The rules by which, for instance, human vision constructs colors, shapes, depths, motions, textures and objects, rules now emerging from psychophysical and computational studies in the cognitive sciences, can be read as a description, partial but mathematically precise, of this bootstrap. What we lose in this process are physical objects that exist independent of any observer. There is no sun or moon unless a conscious mind perceives them, for both are constructs of consciousness, icons in a species-specific user interface. To some this seems a patent absurdity, a reductio of the position, readily contradicted by experience and our best science. But our best science, our theory of the quantum, gives no such assurance. And experience once led us to believe the earth flat and the stars near. Perhaps, in due time, mind-independent objects will go the way of flat earth.

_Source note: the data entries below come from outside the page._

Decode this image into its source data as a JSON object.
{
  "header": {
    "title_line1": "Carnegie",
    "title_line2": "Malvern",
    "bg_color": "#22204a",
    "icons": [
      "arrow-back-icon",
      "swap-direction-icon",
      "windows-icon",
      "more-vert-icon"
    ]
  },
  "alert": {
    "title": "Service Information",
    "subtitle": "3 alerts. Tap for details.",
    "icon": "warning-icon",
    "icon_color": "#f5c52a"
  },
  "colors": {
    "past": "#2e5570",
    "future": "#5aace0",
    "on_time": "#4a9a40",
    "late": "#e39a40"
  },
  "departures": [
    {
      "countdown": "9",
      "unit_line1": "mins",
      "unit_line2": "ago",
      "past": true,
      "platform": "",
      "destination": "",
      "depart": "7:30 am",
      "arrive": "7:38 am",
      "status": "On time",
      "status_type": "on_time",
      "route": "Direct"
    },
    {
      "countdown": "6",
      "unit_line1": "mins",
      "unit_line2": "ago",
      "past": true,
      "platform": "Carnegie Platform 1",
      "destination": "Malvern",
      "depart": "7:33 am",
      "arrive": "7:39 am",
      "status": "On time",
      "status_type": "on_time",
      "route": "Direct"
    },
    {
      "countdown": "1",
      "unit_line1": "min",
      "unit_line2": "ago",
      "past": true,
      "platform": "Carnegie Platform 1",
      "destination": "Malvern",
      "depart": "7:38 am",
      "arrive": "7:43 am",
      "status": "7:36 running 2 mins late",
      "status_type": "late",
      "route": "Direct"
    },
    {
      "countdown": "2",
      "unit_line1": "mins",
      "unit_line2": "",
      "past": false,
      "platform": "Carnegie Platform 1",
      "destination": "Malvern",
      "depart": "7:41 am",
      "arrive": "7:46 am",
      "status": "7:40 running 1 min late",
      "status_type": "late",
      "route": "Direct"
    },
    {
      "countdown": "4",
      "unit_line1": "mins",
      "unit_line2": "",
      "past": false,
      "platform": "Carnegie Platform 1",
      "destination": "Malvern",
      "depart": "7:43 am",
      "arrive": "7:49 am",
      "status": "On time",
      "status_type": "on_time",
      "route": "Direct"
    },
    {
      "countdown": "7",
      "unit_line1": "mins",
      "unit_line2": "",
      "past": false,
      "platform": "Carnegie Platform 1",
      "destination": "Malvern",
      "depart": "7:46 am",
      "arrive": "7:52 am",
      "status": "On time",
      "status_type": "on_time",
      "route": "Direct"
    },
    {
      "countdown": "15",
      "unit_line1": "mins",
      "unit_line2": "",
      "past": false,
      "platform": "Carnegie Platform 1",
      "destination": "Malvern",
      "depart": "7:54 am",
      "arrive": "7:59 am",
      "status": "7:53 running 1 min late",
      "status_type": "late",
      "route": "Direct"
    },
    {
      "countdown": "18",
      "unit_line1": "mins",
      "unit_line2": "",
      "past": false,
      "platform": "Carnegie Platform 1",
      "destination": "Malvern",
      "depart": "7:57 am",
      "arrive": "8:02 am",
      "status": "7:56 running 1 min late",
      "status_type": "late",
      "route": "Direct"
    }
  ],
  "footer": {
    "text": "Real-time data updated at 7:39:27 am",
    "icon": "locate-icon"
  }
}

This view obviates no method or result of science, but integrates and reinterprets them in its framework. Consider, for instance, the quest for neural correlates of consciousness (NCC). This holy grail of physicalism can, and should, proceed unabated if consciousness is fundamental, for it constitutes a central investigation of our user interface. To the physicalist, an NCC is, potentially, a causal source of consciousness. If, however, consciousness is fundamental, then an NCC is a feature of our interface correlated with, but never causally responsible for, alterations of consciousness. Damage the brain, destroy the NCC, and consciousness is, no doubt, impaired. Yet neither the brain nor the NCC causes consciousness. Instead consciousness constructs the brain and the NCC. This is no mystery. Drag a file's icon to the trash and the file is, no doubt, destroyed. Yet neither the icon nor the trash, each a mere pattern of pixels on a screen, causes its destruction. The icon is a simplification, a graphical correlate of the file's contents (GCC), intended to hide, not to instantiate, the complex web of causal relations.